The home secretary Jacqui Smith will update MPs on the terror threat and ongoing investigation later today.
The government has so far called for increased vigilance but stressed the need to allow the police time to investigate the two failed terror attacks on London and Glasgow.
Ms Smith was a surprise appointment as home secretary and commentators are waiting to see if she displays the same hard-line approach as her predecessor, John Reid.
So far Gordon Brown's rhetoric has displayed a more cautious response to the terror threat than the previous government's.
Shami Charkabarti, the director of human rights' group Liberty, praised Mr Brown's immediate response to the terror threat, saying he had been serious and reassuring and "so far no party politics".
George Bush has also praised the "very strong response" of Mr Brown's government.
The prime minister has said Britons will need to accept increased security measures, but whether this ultimately refers to security checks or new anti-terror legislation remains to be seen.

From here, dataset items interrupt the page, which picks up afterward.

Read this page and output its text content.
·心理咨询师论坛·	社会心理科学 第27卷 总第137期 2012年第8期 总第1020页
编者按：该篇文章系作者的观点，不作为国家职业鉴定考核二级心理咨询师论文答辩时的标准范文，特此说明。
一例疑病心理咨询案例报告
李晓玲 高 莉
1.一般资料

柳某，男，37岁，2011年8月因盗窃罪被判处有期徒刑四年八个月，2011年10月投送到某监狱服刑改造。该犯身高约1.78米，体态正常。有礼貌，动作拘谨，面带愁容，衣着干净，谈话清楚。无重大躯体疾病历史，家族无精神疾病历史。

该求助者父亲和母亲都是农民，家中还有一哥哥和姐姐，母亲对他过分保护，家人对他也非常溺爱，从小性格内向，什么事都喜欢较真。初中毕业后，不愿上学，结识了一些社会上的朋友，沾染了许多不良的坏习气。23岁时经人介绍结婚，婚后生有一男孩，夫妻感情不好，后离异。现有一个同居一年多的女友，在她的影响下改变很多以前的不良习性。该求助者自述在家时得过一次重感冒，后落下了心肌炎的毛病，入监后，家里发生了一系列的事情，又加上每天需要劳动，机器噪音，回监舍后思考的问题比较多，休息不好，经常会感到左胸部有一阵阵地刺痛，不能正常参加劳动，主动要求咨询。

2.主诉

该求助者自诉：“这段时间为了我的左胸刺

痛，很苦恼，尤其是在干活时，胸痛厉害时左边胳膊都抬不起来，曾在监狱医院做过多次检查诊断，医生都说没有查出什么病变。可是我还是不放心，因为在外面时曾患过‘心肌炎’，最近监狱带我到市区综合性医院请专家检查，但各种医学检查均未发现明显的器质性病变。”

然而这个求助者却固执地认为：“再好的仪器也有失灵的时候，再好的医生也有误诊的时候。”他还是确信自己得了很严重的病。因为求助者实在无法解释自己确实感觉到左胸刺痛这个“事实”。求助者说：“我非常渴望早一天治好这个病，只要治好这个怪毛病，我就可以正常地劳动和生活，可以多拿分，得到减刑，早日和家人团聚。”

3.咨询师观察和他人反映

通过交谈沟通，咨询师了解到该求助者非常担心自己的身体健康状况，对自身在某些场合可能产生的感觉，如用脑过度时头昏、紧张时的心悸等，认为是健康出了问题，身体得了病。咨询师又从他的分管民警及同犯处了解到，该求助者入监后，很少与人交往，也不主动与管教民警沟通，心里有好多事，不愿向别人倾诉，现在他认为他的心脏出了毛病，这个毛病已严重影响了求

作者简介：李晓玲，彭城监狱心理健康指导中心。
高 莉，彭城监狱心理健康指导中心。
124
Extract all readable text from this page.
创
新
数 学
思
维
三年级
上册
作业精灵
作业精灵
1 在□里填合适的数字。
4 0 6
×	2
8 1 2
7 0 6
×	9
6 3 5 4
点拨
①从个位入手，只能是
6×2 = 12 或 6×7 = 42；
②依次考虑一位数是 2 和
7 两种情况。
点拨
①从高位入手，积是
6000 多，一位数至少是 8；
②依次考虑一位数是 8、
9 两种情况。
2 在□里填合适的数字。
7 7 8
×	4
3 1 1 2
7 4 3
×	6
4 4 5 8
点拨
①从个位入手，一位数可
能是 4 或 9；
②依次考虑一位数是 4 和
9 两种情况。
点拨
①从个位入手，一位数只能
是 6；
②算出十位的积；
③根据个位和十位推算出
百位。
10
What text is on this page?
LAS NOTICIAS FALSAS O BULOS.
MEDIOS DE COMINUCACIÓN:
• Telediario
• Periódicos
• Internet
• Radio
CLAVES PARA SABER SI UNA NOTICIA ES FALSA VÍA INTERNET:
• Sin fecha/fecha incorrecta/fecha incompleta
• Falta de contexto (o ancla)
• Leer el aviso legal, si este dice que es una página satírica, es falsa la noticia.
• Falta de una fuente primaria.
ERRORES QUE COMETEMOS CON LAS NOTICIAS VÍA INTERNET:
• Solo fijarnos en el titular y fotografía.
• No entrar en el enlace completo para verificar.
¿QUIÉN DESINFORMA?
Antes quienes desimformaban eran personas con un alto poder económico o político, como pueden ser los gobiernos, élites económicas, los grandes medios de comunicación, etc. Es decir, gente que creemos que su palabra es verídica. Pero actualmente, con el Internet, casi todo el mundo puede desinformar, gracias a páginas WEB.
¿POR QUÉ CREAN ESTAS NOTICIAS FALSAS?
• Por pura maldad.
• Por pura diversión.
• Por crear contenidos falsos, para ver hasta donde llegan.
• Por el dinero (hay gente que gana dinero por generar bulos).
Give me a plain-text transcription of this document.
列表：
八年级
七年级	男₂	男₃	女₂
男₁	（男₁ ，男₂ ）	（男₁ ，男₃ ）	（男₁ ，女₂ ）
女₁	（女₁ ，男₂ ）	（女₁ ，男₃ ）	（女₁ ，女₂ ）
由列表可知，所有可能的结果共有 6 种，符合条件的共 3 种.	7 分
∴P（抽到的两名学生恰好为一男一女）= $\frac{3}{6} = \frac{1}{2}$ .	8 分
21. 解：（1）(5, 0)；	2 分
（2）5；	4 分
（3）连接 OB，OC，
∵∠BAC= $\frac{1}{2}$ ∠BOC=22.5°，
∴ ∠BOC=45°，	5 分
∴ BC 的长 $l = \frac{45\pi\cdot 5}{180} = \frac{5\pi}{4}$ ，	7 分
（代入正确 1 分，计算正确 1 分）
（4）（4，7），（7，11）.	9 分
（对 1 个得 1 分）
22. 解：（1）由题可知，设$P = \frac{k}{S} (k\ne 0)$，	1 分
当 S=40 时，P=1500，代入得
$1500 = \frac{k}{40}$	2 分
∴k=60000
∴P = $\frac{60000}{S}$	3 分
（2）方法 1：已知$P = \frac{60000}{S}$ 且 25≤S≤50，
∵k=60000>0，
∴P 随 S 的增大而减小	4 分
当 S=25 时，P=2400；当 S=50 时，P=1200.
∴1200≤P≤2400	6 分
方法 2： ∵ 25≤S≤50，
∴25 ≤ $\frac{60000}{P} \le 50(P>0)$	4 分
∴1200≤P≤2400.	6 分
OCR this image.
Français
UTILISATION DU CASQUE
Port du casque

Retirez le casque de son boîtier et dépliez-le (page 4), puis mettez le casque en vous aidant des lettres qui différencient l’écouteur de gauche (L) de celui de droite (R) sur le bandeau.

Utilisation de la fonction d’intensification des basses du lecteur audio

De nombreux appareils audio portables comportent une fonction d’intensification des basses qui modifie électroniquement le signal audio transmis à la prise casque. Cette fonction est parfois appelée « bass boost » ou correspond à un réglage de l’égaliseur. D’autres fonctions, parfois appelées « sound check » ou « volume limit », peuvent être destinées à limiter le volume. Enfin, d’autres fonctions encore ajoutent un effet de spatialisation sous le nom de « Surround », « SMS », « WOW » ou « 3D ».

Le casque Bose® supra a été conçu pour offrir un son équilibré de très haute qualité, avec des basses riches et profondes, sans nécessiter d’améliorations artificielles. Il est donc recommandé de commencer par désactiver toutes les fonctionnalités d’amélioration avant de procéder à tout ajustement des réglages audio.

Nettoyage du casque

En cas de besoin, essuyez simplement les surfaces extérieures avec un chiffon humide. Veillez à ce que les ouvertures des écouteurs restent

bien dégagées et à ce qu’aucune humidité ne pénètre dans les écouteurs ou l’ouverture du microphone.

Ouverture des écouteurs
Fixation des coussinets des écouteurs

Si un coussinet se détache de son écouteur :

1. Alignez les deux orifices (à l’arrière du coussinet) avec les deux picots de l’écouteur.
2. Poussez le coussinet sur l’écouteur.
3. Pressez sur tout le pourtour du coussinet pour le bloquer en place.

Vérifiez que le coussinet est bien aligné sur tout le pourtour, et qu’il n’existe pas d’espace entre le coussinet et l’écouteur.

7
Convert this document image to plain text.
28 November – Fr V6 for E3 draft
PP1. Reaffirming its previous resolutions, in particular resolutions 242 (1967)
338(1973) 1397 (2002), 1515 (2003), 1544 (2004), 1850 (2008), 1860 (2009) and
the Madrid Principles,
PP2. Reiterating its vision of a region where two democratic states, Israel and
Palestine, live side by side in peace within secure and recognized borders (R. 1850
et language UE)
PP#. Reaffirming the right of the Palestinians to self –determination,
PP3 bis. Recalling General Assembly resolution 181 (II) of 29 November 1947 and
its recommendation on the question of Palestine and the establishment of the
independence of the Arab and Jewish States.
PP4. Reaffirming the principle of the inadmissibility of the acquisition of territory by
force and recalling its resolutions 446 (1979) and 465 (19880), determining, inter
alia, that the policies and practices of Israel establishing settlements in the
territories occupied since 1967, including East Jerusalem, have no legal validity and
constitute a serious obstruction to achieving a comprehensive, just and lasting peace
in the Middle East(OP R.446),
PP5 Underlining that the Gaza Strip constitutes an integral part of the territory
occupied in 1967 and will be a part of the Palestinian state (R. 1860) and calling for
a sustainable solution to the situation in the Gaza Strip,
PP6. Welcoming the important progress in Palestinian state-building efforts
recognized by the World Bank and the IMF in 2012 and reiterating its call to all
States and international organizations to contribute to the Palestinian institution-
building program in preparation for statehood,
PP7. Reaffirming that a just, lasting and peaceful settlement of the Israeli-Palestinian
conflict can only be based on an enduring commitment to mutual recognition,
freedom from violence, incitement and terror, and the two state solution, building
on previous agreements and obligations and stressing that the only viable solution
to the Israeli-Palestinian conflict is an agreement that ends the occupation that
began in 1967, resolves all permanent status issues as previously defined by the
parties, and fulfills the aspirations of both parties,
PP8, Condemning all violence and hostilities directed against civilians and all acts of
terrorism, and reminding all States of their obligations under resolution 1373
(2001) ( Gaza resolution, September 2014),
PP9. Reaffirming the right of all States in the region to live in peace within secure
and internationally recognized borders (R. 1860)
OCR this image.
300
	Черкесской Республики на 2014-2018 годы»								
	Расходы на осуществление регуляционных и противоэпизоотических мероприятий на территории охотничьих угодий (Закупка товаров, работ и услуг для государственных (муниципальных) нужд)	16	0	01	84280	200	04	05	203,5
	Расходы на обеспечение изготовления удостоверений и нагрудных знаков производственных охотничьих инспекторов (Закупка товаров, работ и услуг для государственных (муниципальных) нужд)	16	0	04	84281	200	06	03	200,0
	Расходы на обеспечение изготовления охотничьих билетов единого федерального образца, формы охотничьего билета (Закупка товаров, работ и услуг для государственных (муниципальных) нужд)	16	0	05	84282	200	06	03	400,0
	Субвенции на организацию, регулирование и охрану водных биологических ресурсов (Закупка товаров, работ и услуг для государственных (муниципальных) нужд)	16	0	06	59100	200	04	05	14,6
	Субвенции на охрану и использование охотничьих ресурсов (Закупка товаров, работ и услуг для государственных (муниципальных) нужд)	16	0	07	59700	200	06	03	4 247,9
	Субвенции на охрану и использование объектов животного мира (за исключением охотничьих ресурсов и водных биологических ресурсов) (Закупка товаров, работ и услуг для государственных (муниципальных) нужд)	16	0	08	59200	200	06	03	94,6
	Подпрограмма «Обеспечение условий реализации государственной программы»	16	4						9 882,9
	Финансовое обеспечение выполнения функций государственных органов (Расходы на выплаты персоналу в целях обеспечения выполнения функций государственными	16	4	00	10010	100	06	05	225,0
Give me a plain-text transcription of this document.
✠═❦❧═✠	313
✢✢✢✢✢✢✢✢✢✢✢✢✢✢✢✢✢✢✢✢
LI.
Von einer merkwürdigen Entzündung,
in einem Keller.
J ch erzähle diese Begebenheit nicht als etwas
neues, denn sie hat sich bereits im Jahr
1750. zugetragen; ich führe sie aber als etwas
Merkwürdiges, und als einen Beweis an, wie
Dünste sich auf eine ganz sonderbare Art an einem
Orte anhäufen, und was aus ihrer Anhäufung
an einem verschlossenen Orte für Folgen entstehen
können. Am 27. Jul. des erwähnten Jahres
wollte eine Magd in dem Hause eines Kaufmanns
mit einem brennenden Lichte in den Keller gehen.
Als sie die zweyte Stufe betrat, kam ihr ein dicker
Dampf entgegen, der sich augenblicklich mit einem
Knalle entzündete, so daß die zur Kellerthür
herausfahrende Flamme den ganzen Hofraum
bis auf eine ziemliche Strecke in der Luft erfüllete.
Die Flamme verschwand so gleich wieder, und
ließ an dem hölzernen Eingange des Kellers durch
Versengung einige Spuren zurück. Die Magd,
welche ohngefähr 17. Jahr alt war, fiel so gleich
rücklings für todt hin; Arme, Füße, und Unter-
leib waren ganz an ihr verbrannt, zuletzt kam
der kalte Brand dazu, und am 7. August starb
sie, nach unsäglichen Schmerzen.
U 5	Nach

Speaking yesterday Mr Brown reiterated his support for extending the 28 day detention period and the creation of a single security budget. However he said these were "not an issue for today".
Interviewed on BBC's Sunday AM the prime minister said Britons would need to accept constant vigilance and increased security checks, but life should otherwise continue as normal.
As prime minister, Mr Brown said his first duty is to protect the safety and security of the British people.
He insisted withdrawing British troops from Iraq would not end the terror threat and instead the government must win the battle of hearts and minds.
Speaking ahead of her appearance in the Commons, Ms Smith said the government would pursue a cross-departmental approach to tackling the roots of terrorism.
She promised to work with David Miliband in the Foreign Office and Hazel Blears at the Community Department, playing down any immediate legislative plans within the Home office.
She said: "We are absolutely determined to, by working together, find not just the legislative but the other ways we can counter this terrorist threat."
However, she confirmed the government will introduce planned anti-terror laws before the end of the year. She said these would be produced following a consultation period with everyone of "good will" within the country.
Mr Brown is expected to meet with David Cameron to form a consensus on anti-terrorism legislation and the Tory leader has pledged to work "as closely as I can" with Mr Brown.
The Conservatives have now suggested they could support proposals to increase the 28 day limit on detention without charge.
Cross party support is also building for the use of phone tap evidence in court and reforms to allow police to question suspects after they have been charged.